Motorbike Couriers

CBT Test

December 8, 2019
What is the CBT?

Contrary to popular opinion the CBT is not a test. The ‘T’ in the acronym definitely stands for ‘training’ and the entire session usually lasts for around 1 working day.

The purpose of the CBT is to provide all riders of powered two-wheeled vehicles the basic skills and knowledge required to ride on the roads safely. In fact, it’s a requirement of anyone who is wanting to ride a motorcycle or scooter in the UK, so everyone you see riding on the roads today with an L plate, will have had to have completed the course at some time in their lives - this is the ‘compulsory’ nature of it.

Essentially this is the day of training that you will need to do in order to get your L-Plates. Once you’ve completed it - and you do get a nice certificate to prove it - you’re able to put those big, red ‘L’s’ onto your bike.

As long as you meet certain legal requirements that is, because there are rules governing what size of bike you can ride based upon your age.

What do you need to know in order to take your CBT?

There are a few requirements that anyone taking their CBT will need to be aware of before contacting their local training school.
A rider must be 16 years of age or over on the day of the training course.
If you’re under 17 then you will only be allowed to train on - and then ride - a moped (essentially a bike that is 50cc or under).
If you’re 17 or over on the day of your training then you will be able to ride a scooter or motorcycle up to 125cc and with a power output of up to 11kW.
For more details on the age and engine size requirements, you can find a full breakdown here:
If you ride a bike on the roads without having taken your compulsory basic training then you could be subject to a £1000 fine and a penalty of up to six points on your licence.

Do you need a provisional licence to take your CBT?

You definitely need a provisional licence if you’re going to ride a bike on the road. You will be riding illegally if you do not have L-Plates, and both a valid provisional licence (or UK driving licence) and a valid CBT certificate whilst on the road. And that includes whilst you’re taking your training.

What does the training itself involve?

The course itself is typically completed in a day although everyone learns at a different pace. The CBT is broken down into five parts:

1. Introduction and eye test
2. On site CBT training
3. On site CBT riding
4. On road CBT training
5. On road riding

First, you’ll learn how to handle your machine, and learn basic highway code in the classroom. This will take just an hour or two and often this is usually accompanied with a good cup of tea and perhaps even a biscuit or two!

And don’t worry about it feeling too much like school or college, this isn’t really like being at school. The whole purpose of the beginning session is to make you feel at ease and comfortable with the idea of riding and what it’s like out on the road.

Once you’ve understood the theory, you’ll next head outside onto the instructor’s off-road training area, where you’ll get the chance to familiarise yourself with your bike. For many this is the first time you will have even seen a motorcycle up close, so this means learning about how the brakes, throttle and gears work before getting a chance to swing your leg over the seat and trying out some basic manoeuvres (like practicing riding in a straight line, throttle control and riding in and around some cones).

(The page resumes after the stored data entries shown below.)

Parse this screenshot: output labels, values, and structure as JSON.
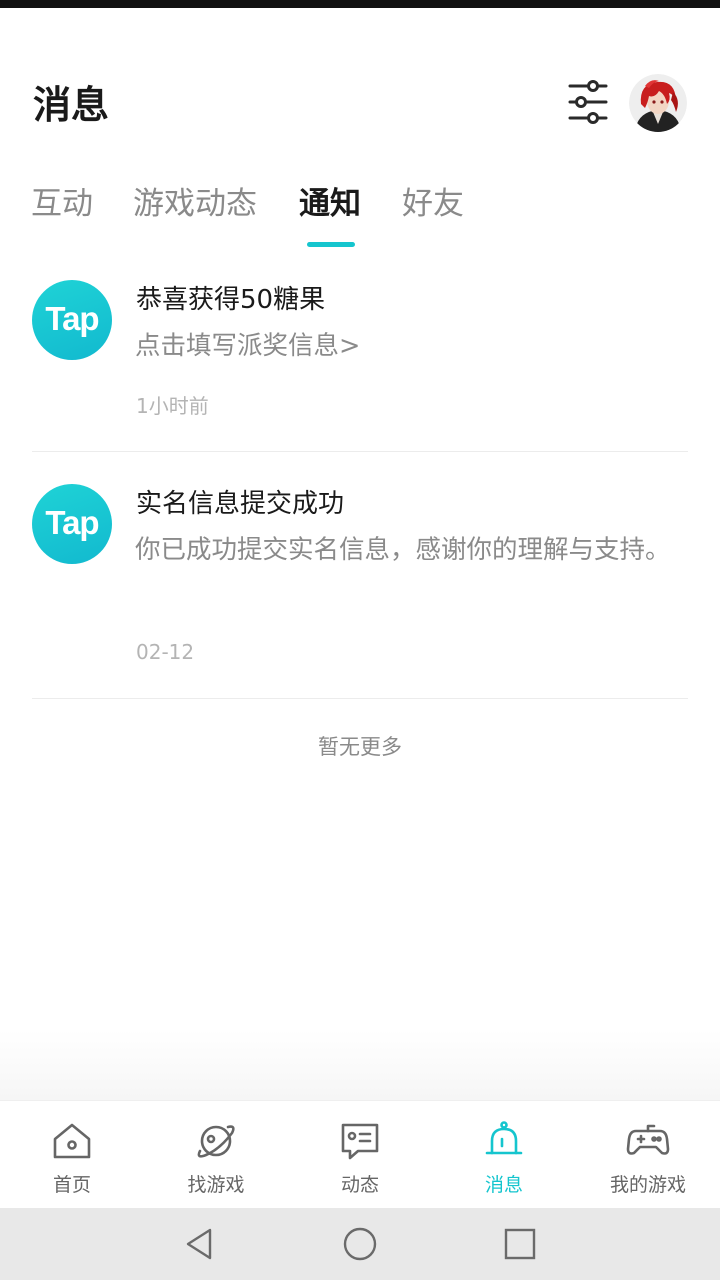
{
  "header": {
    "title": "消息",
    "filter_icon": "sliders-icon",
    "avatar_icon": "user-avatar"
  },
  "tabs": [
    {
      "label": "互动",
      "active": false
    },
    {
      "label": "游戏动态",
      "active": false
    },
    {
      "label": "通知",
      "active": true
    },
    {
      "label": "好友",
      "active": false
    }
  ],
  "notifications": [
    {
      "logo_text": "Tap",
      "title": "恭喜获得50糖果",
      "body": "点击填写派奖信息>",
      "time": "1小时前"
    },
    {
      "logo_text": "Tap",
      "title": "实名信息提交成功",
      "body": "你已成功提交实名信息，感谢你的理解与支持。",
      "time": "02-12"
    }
  ],
  "list_footer": "暂无更多",
  "bottom_nav": [
    {
      "label": "首页",
      "icon": "home-icon",
      "active": false
    },
    {
      "label": "找游戏",
      "icon": "planet-icon",
      "active": false
    },
    {
      "label": "动态",
      "icon": "chat-icon",
      "active": false
    },
    {
      "label": "消息",
      "icon": "bell-icon",
      "active": true
    },
    {
      "label": "我的游戏",
      "icon": "gamepad-icon",
      "active": false
    }
  ],
  "colors": {
    "accent": "#15c5ce",
    "text_primary": "#1a1a1a",
    "text_secondary": "#8a8a8a"
  }
}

Then, assuming that your instructor is happy that you can handle the bike safely and have understood the riding and road theory taught so far, it will be time to head out onto the open road for an assessment ride. This by law will take a minimum of two hours. During this portion of the day your instructor is looking for you to be a safe and confident rider on the road and it’s here that you’ll really want to pay attention because the road craft you learn on this first time out on the road will be invaluable to you.

And that’s it… It really is that simple. And once this is all over, you’ll be able to head out on the open road on your own. For a full breakdown of the 5 parts of a CBT here.

So, how hard is the CBT to pass?

To reiterate here, there is no pass or fail of the CBT; it’s practically impossible to fail because there is no test. But with all of that said, the training school instructors do have a duty of care to you - and the other road users - so if they believe that you’ve not attempted to learn on the day, not paid attention or for some other reason are not capable of riding on the road safely without supervision then they can refuse to issue you with a certificate and ask you to come back for further training. The instructors want you to get out and onto your bike just as much as you do!

We would suggest that if you spend enough time and attention on the day listening and learning, you’ll have your certificate in your hands soon enough - and perhaps your L-Plates on your bike, and your bike on the road not long after!